Um exemplo de um país, com pouco mais de 10 milhões de habitantes, que o imperialismo norte-americano está empenhado em derrubar. Mais de 60 anos de ininterrupta agressão, que as administrações de Trump têm intensificado e que nos últimos meses foi elevada a um patamar ainda mais desumano, com várias ordens executivas de carácter extraterritorial e ameaças despudoradas de agressão militar.
A ordem executiva assinada no 1.º de Maio veio multiplicar os efeitos extraterritoriais do bloqueio com a potencial aplicação de sanções secundárias contra empresas, bancos e entidades estrangeiras, mesmo que os seus negócios nos EUA não tenham qualquer ligação a Cuba. É o caso de empresas da área de mineração, companhias aéreas – afectando duramente o turismo, sector que mais divisas fazia entrar no país – ou mesmo empresas de transporte marítimo, pondo em causa a entrada de ajuda humanitária que a solidariedade internacional tem feito chegar a Cuba.
Esta medida é um acto de agressão económica implacável que dificulta ainda mais o funcionamento da economia cubana, que nos últimos meses tem enfrentado os efeitos devastadores da paralisação da entrada de combustível, imposta pelos EUA a 29 de Janeiro de 2026, e que apenas foi rompida com chegada, no inicio de Abril, de um navio petroleiro russo com 100 mil toneladas de crude.
Como ao longo de mais de 60 anos, Cuba continua a resistir e a defender a sua soberania e independência.
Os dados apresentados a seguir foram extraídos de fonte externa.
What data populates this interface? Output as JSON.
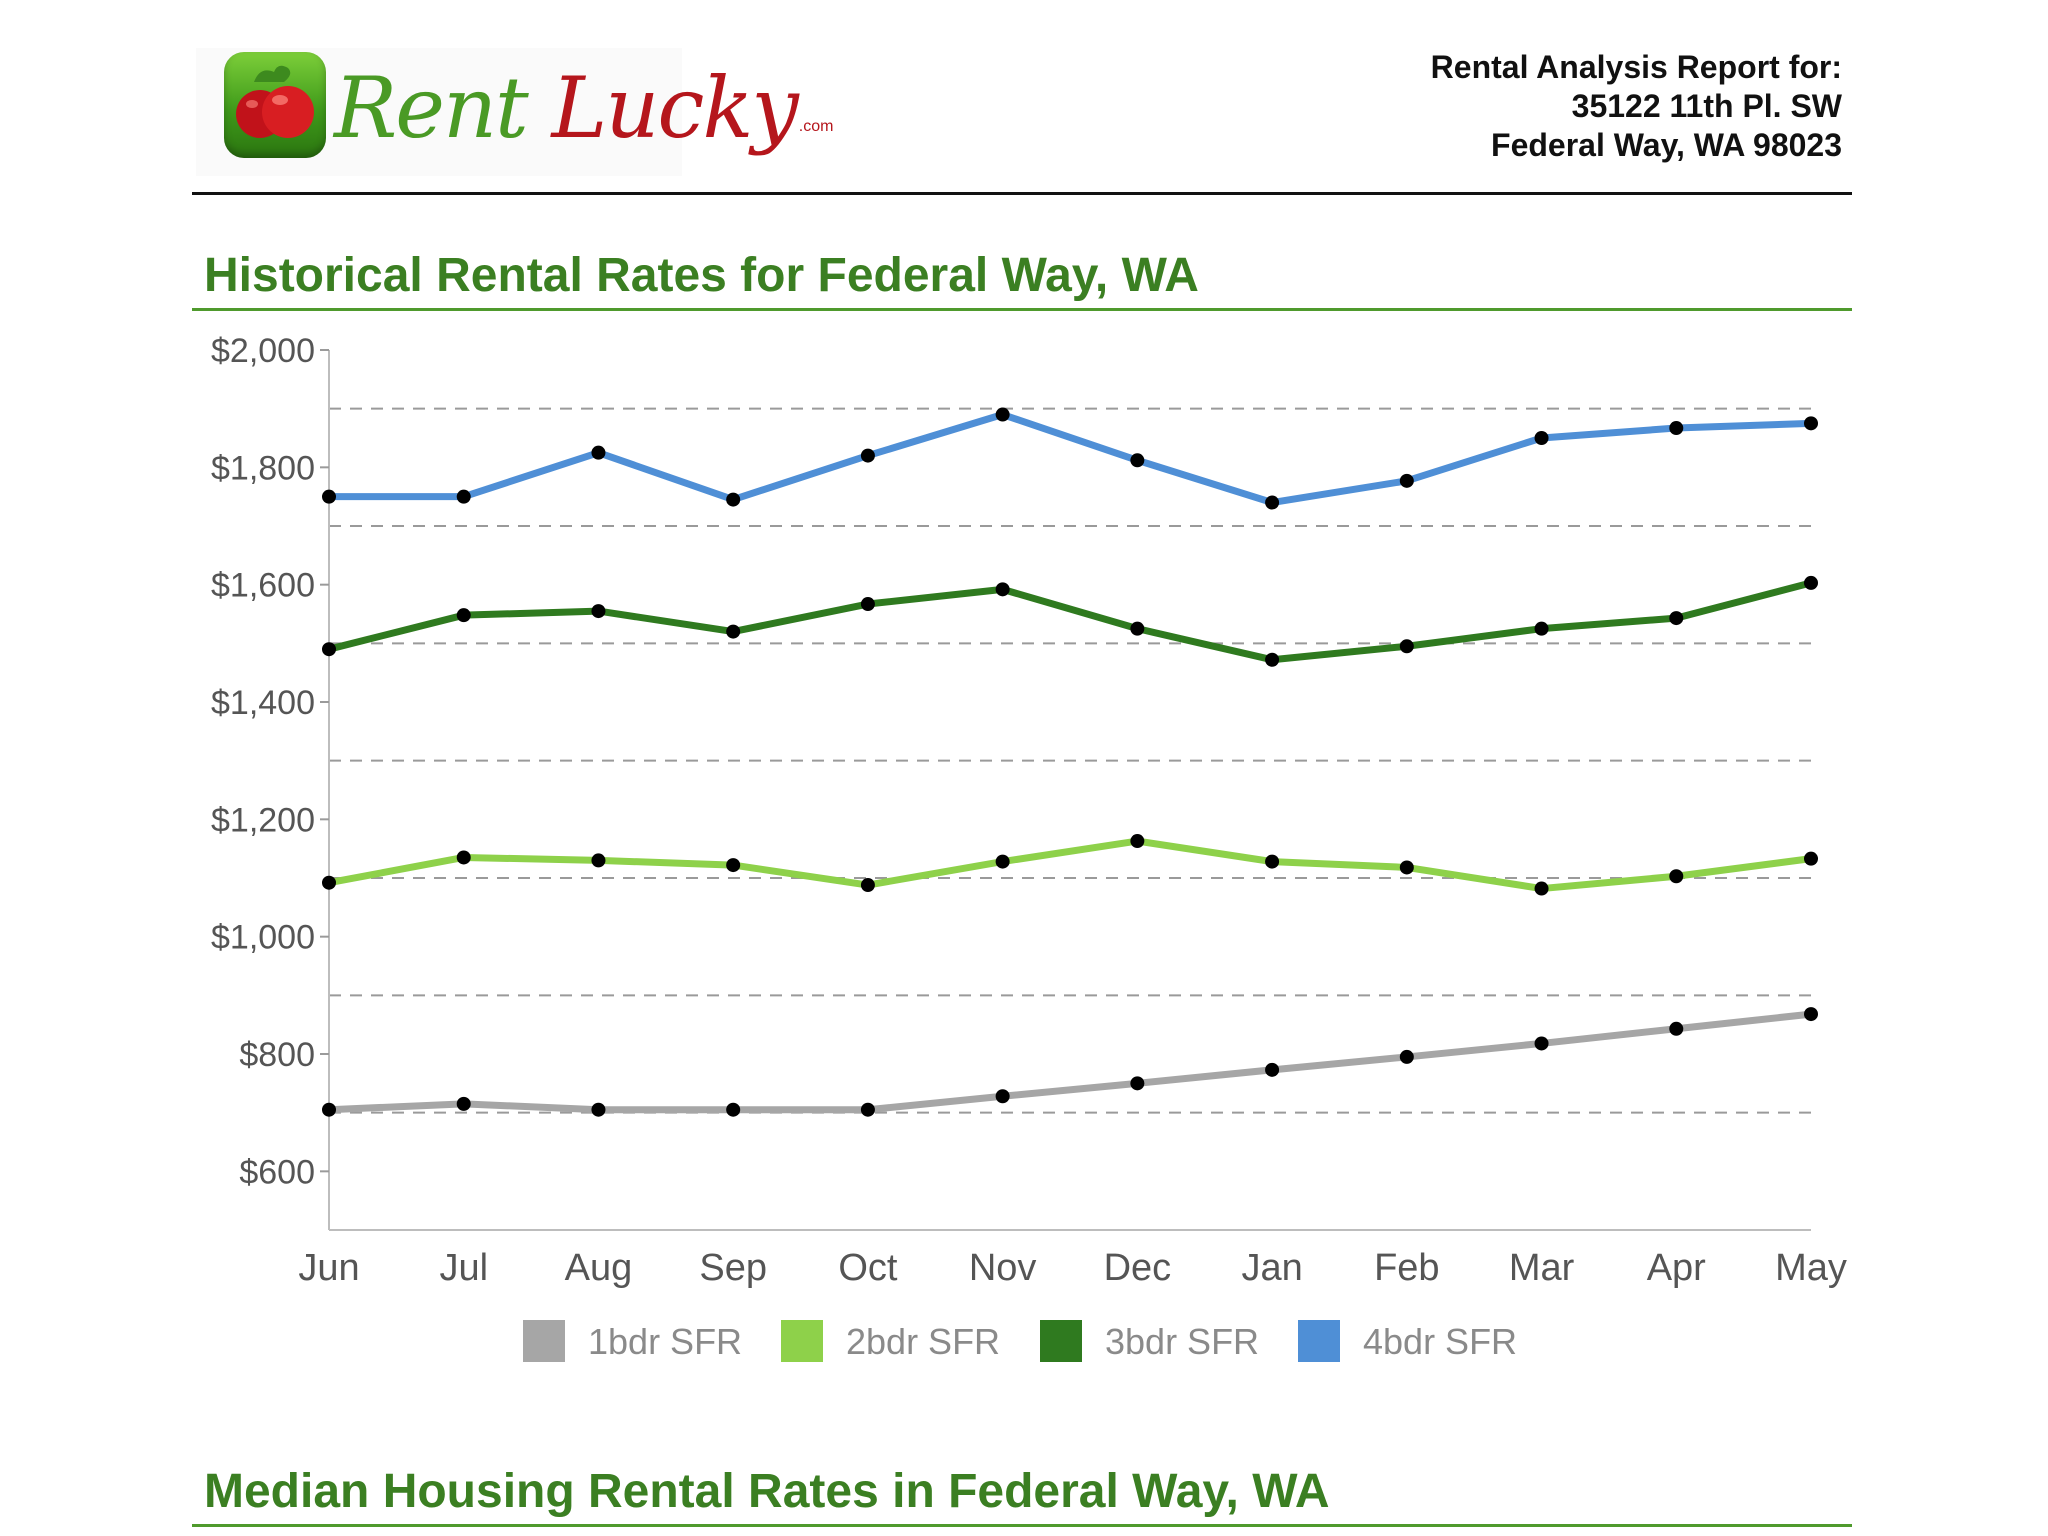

Mas o imperialismo norte-americano procura levar o povo cubano ao desespero e alimenta narrativas em torno de uma falsa “ameaça” que Cuba representaria para a segurança dos EUA – veja-se os rumores criados sobre drones adquiridos por Cuba para “atacar” os EUA ou a preparação de acusações contra Raul Castro, pelo derrube de avionetas que invadiram provocatória e ilegalmente o espaço aéreo cubano e estavam envolvidas numa operação de desestabilização contra Cuba em 1996 –, para além de todas as declarações de Trump e Rubio para inventar um pretexto que cubra qualquer tipo de agressão militar.
Perante o desastre da agressão ao Irão e as suas consequências internas para a administração de Trump, Cuba tornou-se uma “peça” importante com vista às eleições intercalares para o Congresso dos EUA, que se realizam em Novembro. Para o imperialismo, a derrota de Cuba socialista e de um povo que persistentemente tomou nas suas mãos o seu destino é “pedra angular” na sua ambição hegemónica sobre o mundo.
Por isso é tão importante a solidariedade. A de vários países, que sob acosso do EUA, continuam a enviar ajuda a Cuba, e de todos quantos se organizam e multiplicam as acções de solidariedade. Por Cuba, que os democratas, progressistas e revolucionários não faltem à chamada!